Jesus is the lamb of God. The Holy Spirit is likened to a dove. The faithful are flocks tended by a loving shepherd.
So why is it that when you walk into most churches today, human beings are the only living things inside?
Because Americans have become so caught up in their love of technology and human achievement that they have lost touch with the natural world, says Christopher Manes, author of “Other Creations: Rediscovering the Spirituality of Animals.”
In his new book from Doubleday, Manes asks readers to see animals in a new theological light, one in which lambs and doves - and cats and dogs - are a source for discovering spiritual values and essential religious truths.
“Animal imagery doesn’t decorate religion,” Manes said in an interview. “It’s central to understanding its message.”
From the first chapter of Genesis, when God creates “wild animals of the Earth of every kind” and saw that it was good, animal imagery is pervasive throughout the Bible.
Balaam’s ass, a talking animal precursor to “Mr. Ed,” proves wiser than his master in their encounter in Numbers.
The biblical hope of a peaceful world expressed in Isaiah 10 is one where all of God’s creatures live in harmony: “The wolf also shall dwell with the lamb, and the leopard shall lie down with the kid; and the calf and the young lion and the fatling together; and a little child shall lead them.”

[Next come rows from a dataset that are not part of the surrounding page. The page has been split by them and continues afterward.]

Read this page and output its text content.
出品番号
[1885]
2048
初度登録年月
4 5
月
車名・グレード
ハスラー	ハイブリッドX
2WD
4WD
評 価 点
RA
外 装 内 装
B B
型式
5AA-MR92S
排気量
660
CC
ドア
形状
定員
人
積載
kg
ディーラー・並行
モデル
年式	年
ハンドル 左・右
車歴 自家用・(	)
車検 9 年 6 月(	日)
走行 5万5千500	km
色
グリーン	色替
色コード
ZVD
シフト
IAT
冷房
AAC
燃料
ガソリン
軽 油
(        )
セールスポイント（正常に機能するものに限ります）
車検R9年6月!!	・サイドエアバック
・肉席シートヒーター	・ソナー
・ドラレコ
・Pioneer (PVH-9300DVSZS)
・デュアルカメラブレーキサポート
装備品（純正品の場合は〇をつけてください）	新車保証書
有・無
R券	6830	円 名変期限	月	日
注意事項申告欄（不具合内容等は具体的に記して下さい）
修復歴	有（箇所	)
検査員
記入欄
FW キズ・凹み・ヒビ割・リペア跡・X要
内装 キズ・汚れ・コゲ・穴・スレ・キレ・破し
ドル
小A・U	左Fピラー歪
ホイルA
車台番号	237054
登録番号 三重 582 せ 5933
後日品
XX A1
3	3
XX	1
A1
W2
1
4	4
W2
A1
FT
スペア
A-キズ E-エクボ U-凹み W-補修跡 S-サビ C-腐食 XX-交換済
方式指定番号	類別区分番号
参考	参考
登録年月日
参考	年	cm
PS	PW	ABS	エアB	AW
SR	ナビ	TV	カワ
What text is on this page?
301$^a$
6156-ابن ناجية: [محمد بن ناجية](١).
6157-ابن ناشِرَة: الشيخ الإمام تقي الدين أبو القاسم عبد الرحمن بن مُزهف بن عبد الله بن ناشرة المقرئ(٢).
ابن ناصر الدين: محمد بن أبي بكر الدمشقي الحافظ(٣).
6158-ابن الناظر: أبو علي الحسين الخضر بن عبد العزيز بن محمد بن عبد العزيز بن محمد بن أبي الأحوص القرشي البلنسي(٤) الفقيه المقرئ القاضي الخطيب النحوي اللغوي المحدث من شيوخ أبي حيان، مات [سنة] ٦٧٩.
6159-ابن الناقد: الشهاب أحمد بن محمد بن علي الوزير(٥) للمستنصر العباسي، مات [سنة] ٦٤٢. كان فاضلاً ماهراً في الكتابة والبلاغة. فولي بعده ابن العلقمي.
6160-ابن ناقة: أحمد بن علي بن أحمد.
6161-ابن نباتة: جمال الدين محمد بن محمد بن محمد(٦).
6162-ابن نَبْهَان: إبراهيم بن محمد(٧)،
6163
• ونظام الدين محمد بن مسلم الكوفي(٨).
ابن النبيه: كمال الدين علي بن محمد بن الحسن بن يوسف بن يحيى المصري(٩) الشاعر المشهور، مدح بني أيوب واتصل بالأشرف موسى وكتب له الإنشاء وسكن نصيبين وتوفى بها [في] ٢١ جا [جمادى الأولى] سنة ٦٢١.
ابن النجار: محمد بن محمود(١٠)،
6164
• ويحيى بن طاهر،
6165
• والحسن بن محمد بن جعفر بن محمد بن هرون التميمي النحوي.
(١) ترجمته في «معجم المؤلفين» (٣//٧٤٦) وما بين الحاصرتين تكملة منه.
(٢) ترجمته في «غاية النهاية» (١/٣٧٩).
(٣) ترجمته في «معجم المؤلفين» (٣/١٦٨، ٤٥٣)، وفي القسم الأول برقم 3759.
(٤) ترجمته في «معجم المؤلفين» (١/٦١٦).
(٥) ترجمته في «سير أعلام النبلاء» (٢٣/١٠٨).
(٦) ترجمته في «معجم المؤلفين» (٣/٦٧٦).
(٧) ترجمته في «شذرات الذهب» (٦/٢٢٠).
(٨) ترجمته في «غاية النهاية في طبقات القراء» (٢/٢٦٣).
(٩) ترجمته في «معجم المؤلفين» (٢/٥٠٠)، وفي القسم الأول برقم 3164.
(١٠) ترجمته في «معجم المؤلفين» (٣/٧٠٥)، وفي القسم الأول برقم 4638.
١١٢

In early Christian history, the relationship between the animal and human world for centuries invigorated the religious imagination of popular culture, Manes writes.
Until the 14th century, pets regularly accompanied their owners to church services, according to Manes, a doctoral candidate in medieval literature at the University of Oregon.
The Renaissance and the Enlightenment started the theological move toward a more human-centered theology, a movement that continues in many churches today, where religion has become a monologue about humanity.
“Our theology has marginalized animals and tried to point away from them,” Manes said. “We need to emphasize how marvelous creation is, and point to it.”
There are notable exceptions. Some churches, particularly in services remembering the ministry of St. Francis, sponsor a Blessing of the Animals on their grounds and in their sanctuaries.